Tras haber estado denostada, la política industrial está operando su gran retorno en la agenda pública. El desafío es mayúsculo para Europa, cuya estrategia se ha basado en el mutilateralismo y la libre competencia dentro del mercado único. Un mantra que ha empezado a resquebrajarse con la relajación de la normativa europea de ayudas públicas. En 2022, el gobierno alemán aprovechó esa ventana de oportunidad para dedicar nada menos que 163.000 millones de euros a subvenciones y transferencias de capital —en buena parte a su aparato industrial—, más del doble que antes de la pandemia, y cuatro veces más que España.
El giro responde en parte a la naturaleza disruptiva de las transformaciones tecnológicas que atraviesan el tejido productivo, particularmente en los albores de la Inteligencia artificial. La urgencia de la lucha contra el cambio climático es otra importante consideración. Pero el factor clave es geopolítico: la política industrial es la columna vertebral de la pugna por el liderazgo tecnológico de las principales potencias mundiales.
Por fortuna España dispone de los fondos Next Generation para afrontar estos retos, unos recursos que conforman los principales ejes de su política industrial. Sin embargo, la experiencia pasada muestra que el éxito no está asegurado. Depende, en primer lugar, de la incorporación del punto de partida. Nuestra industria representa algo más del 13% de la economía, siendo el nuestro el único de los grandes países que ha conseguido elevar ese porcentaje en relación a la situación previa a la pandemia. Pese a ello, la industria tiene un peso menor que en Alemania (20,7%) e Italia (16,3%). Conviene, por tanto, concentrar los esfuerzos en los sectores donde nuestro tejido presenta una ventaja comparativa.
Estos sectores no son nada fácil de identificar —y esa es otra lección de la historia económica—, sobre todo teniendo en cuenta la rapidez de las transformaciones y por tanto la dificultad inherente a la hora de detectar desde el Estado los proyectos con más potencial. De ahí la importancia de inspirarse de las innovaciones que van surgiendo por las propias fuerzas del mercado en los ámbitos prioritarios para la política industrial, es decir las transiciones digital y verde. Concretamente, una parte de los 84.000 millones solicitados a la UE como parte del plan de recuperación podría desplegarse en función de las señales que aporta la financiación privada, para así ejercer de palanca y atraer nuevas inversiones en sectores prioritarios. Este es un instrumento que también se caracteriza por su agilidad, ya que el proceso de selección viene determinado por el interés de los inversores.
Otro factor crucial es la complementariedad con los grandes centros universitarios, como lo evidencia la industria farmacéutica española.

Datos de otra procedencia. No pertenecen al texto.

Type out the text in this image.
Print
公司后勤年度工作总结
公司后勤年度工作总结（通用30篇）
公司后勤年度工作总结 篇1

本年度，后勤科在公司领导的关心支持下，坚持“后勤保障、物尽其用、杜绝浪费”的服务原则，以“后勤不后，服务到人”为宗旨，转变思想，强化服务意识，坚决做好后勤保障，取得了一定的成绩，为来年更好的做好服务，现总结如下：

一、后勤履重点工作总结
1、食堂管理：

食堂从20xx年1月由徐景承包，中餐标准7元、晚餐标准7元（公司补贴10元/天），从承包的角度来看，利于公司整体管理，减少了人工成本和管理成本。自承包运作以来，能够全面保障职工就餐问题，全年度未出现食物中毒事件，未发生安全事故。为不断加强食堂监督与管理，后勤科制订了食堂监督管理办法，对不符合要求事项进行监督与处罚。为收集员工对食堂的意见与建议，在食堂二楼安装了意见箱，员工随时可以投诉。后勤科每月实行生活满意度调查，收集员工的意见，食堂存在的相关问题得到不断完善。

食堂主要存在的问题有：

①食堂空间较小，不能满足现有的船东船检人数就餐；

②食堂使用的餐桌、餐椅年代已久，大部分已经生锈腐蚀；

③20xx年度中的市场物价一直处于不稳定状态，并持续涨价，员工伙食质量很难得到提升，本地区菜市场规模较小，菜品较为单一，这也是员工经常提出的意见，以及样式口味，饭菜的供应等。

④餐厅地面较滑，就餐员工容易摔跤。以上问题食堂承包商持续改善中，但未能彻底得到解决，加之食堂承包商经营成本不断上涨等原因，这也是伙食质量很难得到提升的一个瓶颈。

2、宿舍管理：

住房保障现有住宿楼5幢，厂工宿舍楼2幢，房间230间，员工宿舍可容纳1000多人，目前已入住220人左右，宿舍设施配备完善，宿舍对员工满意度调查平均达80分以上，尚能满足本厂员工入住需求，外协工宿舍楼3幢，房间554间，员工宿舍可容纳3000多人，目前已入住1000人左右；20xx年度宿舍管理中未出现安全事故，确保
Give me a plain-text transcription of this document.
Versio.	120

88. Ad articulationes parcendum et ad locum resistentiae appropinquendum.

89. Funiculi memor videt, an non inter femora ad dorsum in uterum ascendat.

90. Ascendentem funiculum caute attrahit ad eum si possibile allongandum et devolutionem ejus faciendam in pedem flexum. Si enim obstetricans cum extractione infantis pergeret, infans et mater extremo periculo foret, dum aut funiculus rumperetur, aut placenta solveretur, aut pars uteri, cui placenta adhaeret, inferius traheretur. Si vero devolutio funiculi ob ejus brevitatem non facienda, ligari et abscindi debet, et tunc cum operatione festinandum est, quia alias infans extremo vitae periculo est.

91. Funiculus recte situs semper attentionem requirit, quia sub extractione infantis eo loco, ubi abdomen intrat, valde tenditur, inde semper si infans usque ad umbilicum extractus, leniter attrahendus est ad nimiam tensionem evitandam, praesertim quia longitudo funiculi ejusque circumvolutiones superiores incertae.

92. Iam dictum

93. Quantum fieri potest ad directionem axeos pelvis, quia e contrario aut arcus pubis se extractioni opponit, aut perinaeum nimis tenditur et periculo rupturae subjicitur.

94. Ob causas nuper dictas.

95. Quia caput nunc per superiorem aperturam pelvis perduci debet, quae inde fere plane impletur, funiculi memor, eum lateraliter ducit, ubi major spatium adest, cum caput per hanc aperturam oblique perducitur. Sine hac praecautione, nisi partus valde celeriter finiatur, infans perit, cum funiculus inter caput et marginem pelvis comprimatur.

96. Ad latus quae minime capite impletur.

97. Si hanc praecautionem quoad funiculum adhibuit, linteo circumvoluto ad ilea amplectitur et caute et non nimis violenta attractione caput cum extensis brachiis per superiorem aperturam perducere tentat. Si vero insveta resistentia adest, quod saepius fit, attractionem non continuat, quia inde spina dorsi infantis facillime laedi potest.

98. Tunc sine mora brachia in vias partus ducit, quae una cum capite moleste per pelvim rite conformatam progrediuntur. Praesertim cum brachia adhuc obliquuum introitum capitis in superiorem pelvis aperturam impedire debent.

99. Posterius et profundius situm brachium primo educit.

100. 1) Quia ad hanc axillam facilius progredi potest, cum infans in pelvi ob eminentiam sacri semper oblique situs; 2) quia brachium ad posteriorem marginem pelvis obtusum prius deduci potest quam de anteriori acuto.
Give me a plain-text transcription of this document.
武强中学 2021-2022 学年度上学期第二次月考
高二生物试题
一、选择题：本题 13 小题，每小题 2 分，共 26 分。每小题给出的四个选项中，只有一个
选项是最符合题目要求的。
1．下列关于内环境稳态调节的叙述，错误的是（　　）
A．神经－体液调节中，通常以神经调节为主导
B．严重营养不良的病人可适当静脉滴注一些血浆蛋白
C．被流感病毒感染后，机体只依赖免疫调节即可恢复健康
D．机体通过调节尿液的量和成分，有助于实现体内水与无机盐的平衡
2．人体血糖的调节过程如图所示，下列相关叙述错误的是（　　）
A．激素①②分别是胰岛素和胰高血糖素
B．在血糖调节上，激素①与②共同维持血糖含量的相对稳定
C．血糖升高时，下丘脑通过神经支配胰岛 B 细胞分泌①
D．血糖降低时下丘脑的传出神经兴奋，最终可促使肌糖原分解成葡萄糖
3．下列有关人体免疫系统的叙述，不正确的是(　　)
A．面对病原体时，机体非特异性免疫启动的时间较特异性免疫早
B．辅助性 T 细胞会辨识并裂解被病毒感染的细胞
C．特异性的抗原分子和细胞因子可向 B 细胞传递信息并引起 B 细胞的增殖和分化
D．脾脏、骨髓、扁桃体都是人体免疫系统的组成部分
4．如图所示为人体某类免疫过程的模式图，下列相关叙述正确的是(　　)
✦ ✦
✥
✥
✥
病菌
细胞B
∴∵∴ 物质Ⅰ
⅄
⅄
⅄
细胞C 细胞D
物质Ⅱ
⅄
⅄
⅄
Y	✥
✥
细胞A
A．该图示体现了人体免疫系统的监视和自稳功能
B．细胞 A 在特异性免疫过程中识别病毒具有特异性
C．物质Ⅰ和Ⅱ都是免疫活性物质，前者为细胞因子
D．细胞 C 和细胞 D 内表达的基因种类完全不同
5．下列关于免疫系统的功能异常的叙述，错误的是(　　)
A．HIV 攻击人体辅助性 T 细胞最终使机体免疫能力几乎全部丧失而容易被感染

La aportación de fondos europeos podría por tanto estar condicionada a la formulación de proyectos conjuntos entre la industria y la investigación, algo que, por otra parte, actuaría como acicate para la atracción de talento investigador.
Las subvenciones directas, incluso dentro de un proceso de licitación competitiva, tienen el inconveniente de la lentitud de los procedimientos. Y se exponen al riesgo de competencia espuria entre países miembros en su esfuerzo de atraer inversiones en sectores clave. Este está siendo el caso de los microchips, con una espiral de ayudas que podría ser perjudicial tanto para las arcas públicas como para la eficiencia de conjunto: al final, podría “ganar” la ubicación que más subvenciones ofrece y no necesariamente la mejor posicionada de cara al interés general.
Todo ello evidencia la importancia de la buena articulación entre los instrumentos de política industrial y las reglas fiscales y de competencia europeas. Unas reglas, en vigor hasta la pandemia, que se formularon en el momento de mayor esplendor de la globalización y de la supremacía del mercado como impulsor del crecimiento. En la actual era geopolítica, sin embargo, la política macroeconómica es ya indisociable de la estrategia industrial.
COMERCIO EXTERIOR | Se mantiene la buena racha del comercio exterior. En el periodo de enero a mayo, la balanza comercial (diferencia entre exportaciones e importaciones de bienes) redujo su déficit hasta 14.800 millones, casi la mitad que un año antes. El déficit se explica sobre todo por las compras de productos energéticos a países terceros. Los intercambios con países de la UE, sin embargo, arrojan un superávit, que contrasta con el déficit intra-comunitario de Alemania, Francia e Italia. Además, ese superávit no para de crecer (8.600 millones este año frente a 6.999 en el pasado ejercicio).
Este artículo se publicó originalmente en el diario El País.